Luxembourg is a prime holding location and a major financial center that features a large fund industry. Whenever Luxembourg companies are involved in cross-border investment and business activities, the question arises regarding the right level of economic substance. Substance requirements may exist for different reasons, may be more or less clear, and need to be determined case by case. This article analyzes the importance of substance in an international tax environment that has been reshaped by the OECD’s base erosion and profit-shifting project.
The importance of substance is well known, and awareness has only increased as a result of the BEPS project. From a Luxembourg tax perspective, substance is necessary to properly manage the tax residency of companies. Luxembourg companies performing financing activities must comply with specific substance requirements set out in the Luxembourg transfer pricing circular. Luxembourg companies that are subject to the oversight of the supervisory body of the financial sector (Commission de Surveillance du Secteur Financier, or CSSF), must comply with regulatory substance requirements (especially fund management companies).
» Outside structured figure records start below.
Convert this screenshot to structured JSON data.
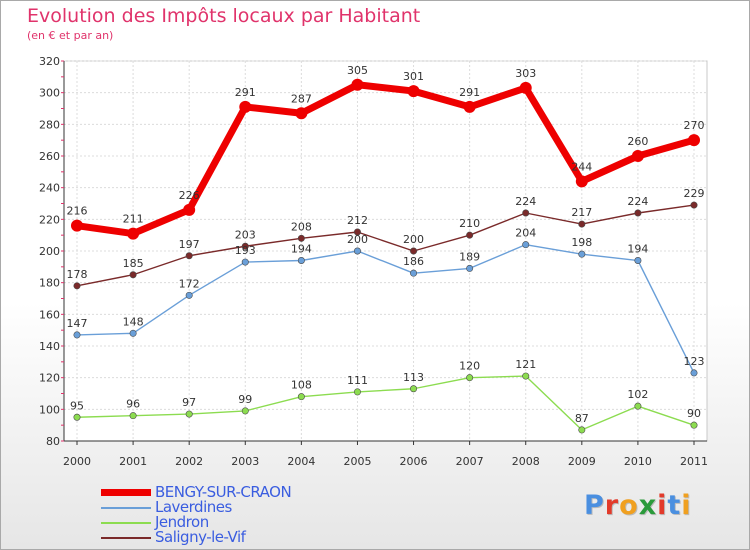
{
  "header": {
    "title": "Evolution des Impôts locaux par Habitant",
    "subtitle": "(en € et par an)"
  },
  "logo": {
    "text": "Proxiti",
    "colors": [
      "#4a8fe0",
      "#e23a2a",
      "#f0a020",
      "#2a9a3a",
      "#e23a2a",
      "#4a8fe0",
      "#f0a020"
    ]
  },
  "chart_data": {
    "type": "line",
    "x": [
      "2000",
      "2001",
      "2002",
      "2003",
      "2004",
      "2005",
      "2006",
      "2007",
      "2008",
      "2009",
      "2010",
      "2011"
    ],
    "ylim": [
      80,
      320
    ],
    "yticks": [
      80,
      100,
      120,
      140,
      160,
      180,
      200,
      220,
      240,
      260,
      280,
      300,
      320
    ],
    "grid": true,
    "legend_position": "bottom-left",
    "series": [
      {
        "name": "BENGY-SUR-CRAON",
        "color": "#ee0000",
        "values": [
          216,
          211,
          226,
          291,
          287,
          305,
          301,
          291,
          303,
          244,
          260,
          270
        ]
      },
      {
        "name": "Laverdines",
        "color": "#6a9fd8",
        "values": [
          147,
          148,
          172,
          193,
          194,
          200,
          186,
          189,
          204,
          198,
          194,
          123
        ]
      },
      {
        "name": "Jendron",
        "color": "#8cdc50",
        "values": [
          95,
          96,
          97,
          99,
          108,
          111,
          113,
          120,
          121,
          87,
          102,
          90
        ]
      },
      {
        "name": "Saligny-le-Vif",
        "color": "#7a2a2a",
        "values": [
          178,
          185,
          197,
          203,
          208,
          212,
          200,
          210,
          224,
          217,
          224,
          229
        ]
      }
    ]
  }
}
Luxembourg companies that are part of an international investment structure or are members of a multinational group may have to comply with an increased level of substance to be out of reach of antiabuse legislation provided under jurisdictional tax laws and tax treaties concluded by Luxembourg. In the EU, however, those substance requirements must be consistent with EU law as interpreted by the Court of Justice of the European Union.
Substance may also be required from a transfer pricing perspective, given that the application of the arm’s-length principle relies on several concepts that are closely linked to substance. Also, the economic reality must be consistent with the fact pattern described in the transfer pricing analysis. Finally, a lack of appropriate substance can be a source of reputational risk.